The entrance to the chamber is guarded by a massive kerbstone with multiple spirals on its face. The ancient designs on these kerbstones have carried forward as motifs in celtic art thoughout the ages.

The best part of the Newgrange tour is that you actually get to go inside the ancient chamber in the mound. Ducking your head under the stone-lined passage roof, after 19 meters you enter the actual chamber. On three sides are smaller sub-chambers which contain massive basin stones which held cremated human remains. As part of the experience, the guides turn off the lights, and use an artificial light to demonstrate the phenomenon of the winter solstice light beam entering the center chamber.

Outside of the main mound entrance, there are several massive standing stones. Additionally, there are 97 huge kerbstones around the perimeter, decorated with megalithic designs. The facade of bright white quartz was reconstructed using stones found on site.

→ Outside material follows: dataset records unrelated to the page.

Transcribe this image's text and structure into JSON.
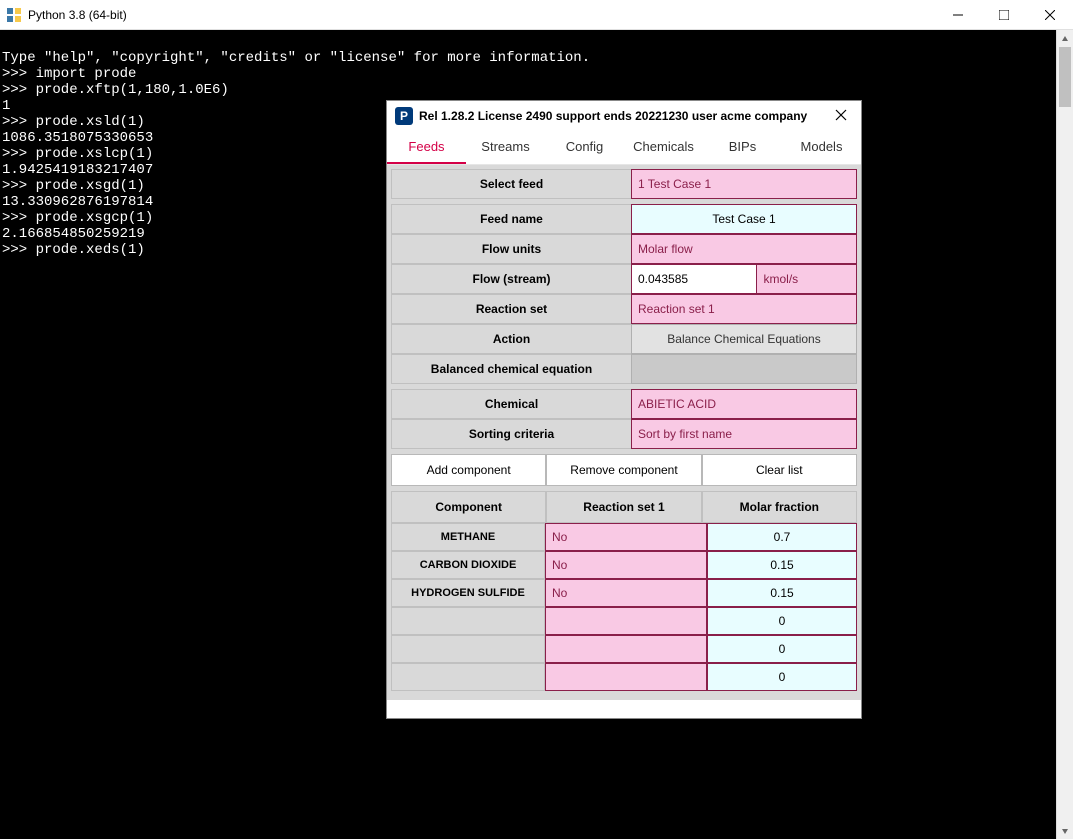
{
  "window": {
    "title": "Python 3.8 (64-bit)"
  },
  "console": {
    "lines": [
      "Type \"help\", \"copyright\", \"credits\" or \"license\" for more information.",
      ">>> import prode",
      ">>> prode.xftp(1,180,1.0E6)",
      "1",
      ">>> prode.xsld(1)",
      "1086.3518075330653",
      ">>> prode.xslcp(1)",
      "1.9425419183217407",
      ">>> prode.xsgd(1)",
      "13.330962876197814",
      ">>> prode.xsgcp(1)",
      "2.166854850259219",
      ">>> prode.xeds(1)"
    ]
  },
  "dialog": {
    "title": "Rel 1.28.2 License 2490 support ends 20221230 user acme company",
    "tabs": [
      "Feeds",
      "Streams",
      "Config",
      "Chemicals",
      "BIPs",
      "Models"
    ],
    "activeTab": 0,
    "selectFeed": {
      "label": "Select feed",
      "value": "1  Test Case 1"
    },
    "feedName": {
      "label": "Feed name",
      "value": "Test Case 1"
    },
    "flowUnits": {
      "label": "Flow units",
      "value": "Molar flow"
    },
    "flowStream": {
      "label": "Flow (stream)",
      "value": "0.043585",
      "unit": "kmol/s"
    },
    "reactionSet": {
      "label": "Reaction set",
      "value": "Reaction set 1"
    },
    "action": {
      "label": "Action",
      "button": "Balance Chemical Equations"
    },
    "balanced": {
      "label": "Balanced chemical equation"
    },
    "chemical": {
      "label": "Chemical",
      "value": "ABIETIC ACID"
    },
    "sorting": {
      "label": "Sorting criteria",
      "value": "Sort by first name"
    },
    "buttons": {
      "add": "Add component",
      "remove": "Remove component",
      "clear": "Clear list"
    },
    "table": {
      "headers": [
        "Component",
        "Reaction set 1",
        "Molar fraction"
      ],
      "rows": [
        {
          "name": "METHANE",
          "rs": "No",
          "mf": "0.7"
        },
        {
          "name": "CARBON DIOXIDE",
          "rs": "No",
          "mf": "0.15"
        },
        {
          "name": "HYDROGEN SULFIDE",
          "rs": "No",
          "mf": "0.15"
        },
        {
          "name": "",
          "rs": "",
          "mf": "0"
        },
        {
          "name": "",
          "rs": "",
          "mf": "0"
        },
        {
          "name": "",
          "rs": "",
          "mf": "0"
        }
      ]
    }
  }
}
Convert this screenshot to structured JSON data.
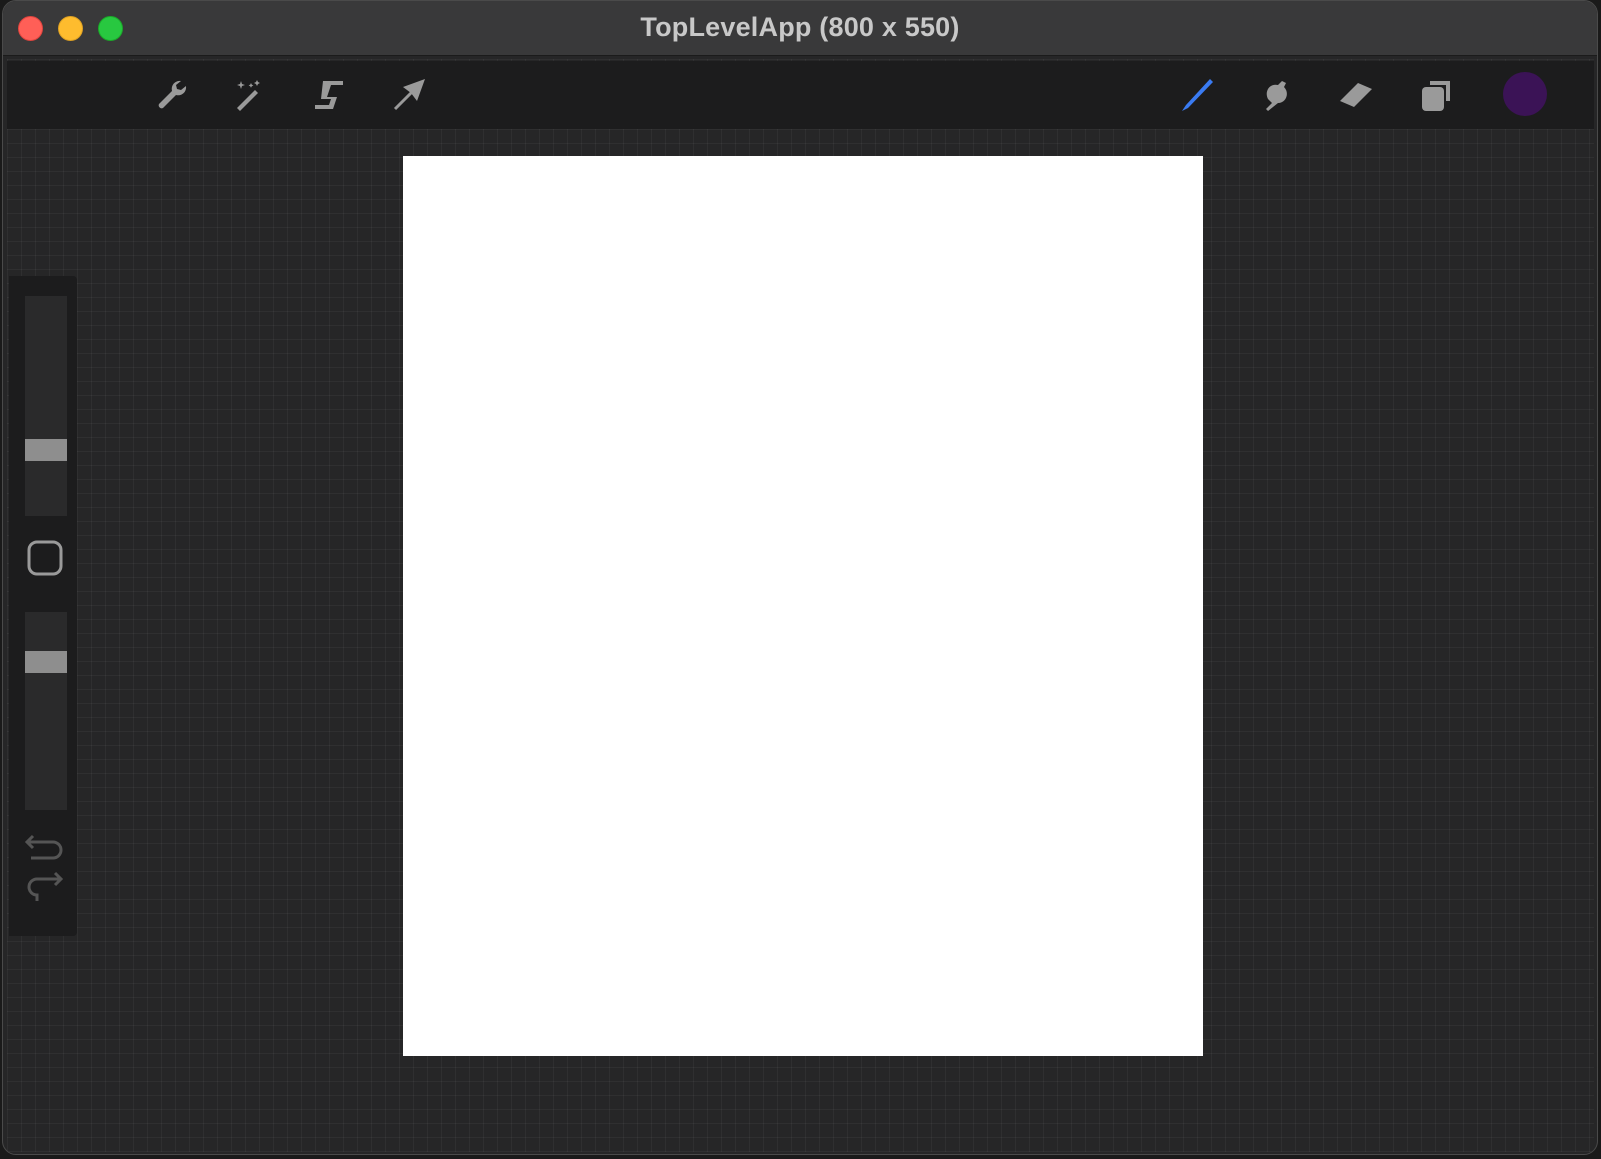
{
  "window": {
    "title": "TopLevelApp (800 x 550)"
  },
  "toolbar": {
    "left_tools": [
      {
        "name": "actions",
        "icon": "wrench-icon"
      },
      {
        "name": "adjustments",
        "icon": "magic-wand-icon"
      },
      {
        "name": "selection",
        "icon": "selection-s-icon"
      },
      {
        "name": "transform",
        "icon": "arrow-cursor-icon"
      }
    ],
    "right_tools": [
      {
        "name": "brush",
        "icon": "brush-icon",
        "active": true
      },
      {
        "name": "smudge",
        "icon": "smudge-icon",
        "active": false
      },
      {
        "name": "eraser",
        "icon": "eraser-icon",
        "active": false
      },
      {
        "name": "layers",
        "icon": "layers-icon",
        "active": false
      }
    ],
    "current_color": "#3b1356"
  },
  "sidebar": {
    "brush_size_level": 0.28,
    "opacity_level": 0.78,
    "icons": [
      "modify-square-icon",
      "undo-icon",
      "redo-icon"
    ]
  },
  "colors": {
    "active_tool": "#3a7bf2",
    "inactive_tool": "#9a9a9a",
    "canvas": "#ffffff"
  }
}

You gain access to Newgrange through the Brú na Bóinne visitors center. Try to get there early as it can get very busy and all the tour slots for the day can sell out. If you aren't there right at the start of the day, expect to wait an hour or two for your allotted tour time. But there is plenty to see and learn in the nice visitors center, which also has a somewhat pricey cafeteria. About 15 minutes before your tour begins, you walk a few hundred meters, across a pretty bridge over the Boyne, to the bus parking lot. Shuttles for both Newgrange and Knowth depart from this point. After a few minutes ride, you are let off at Newgrange. A tour guide provides some history, and escorts you into the interior chamber. Your tour provides enough time to walk the rest the way around the mound and take a few photos.

Take some time to ponder what these primitive people were able to accomplish: The working and transporting of these huge stones. The engineering to construct the passage and chamber roofs that have held up for millenia. The astronomical observations and precision alignment to catch the solstice light. The massive undertaking of building up the mound. The mystical designs carved into the stones, whose purpose modern scientists can only guess at. It truly is a magical place to visit and one of the best prehistoric sites I've ever seen.

At the visitors center, you can also enter a lottery for tickets to enter the Newgrange chamber on the winter solstice (or a day or two on either side) and experience the event first-hand. Good luck!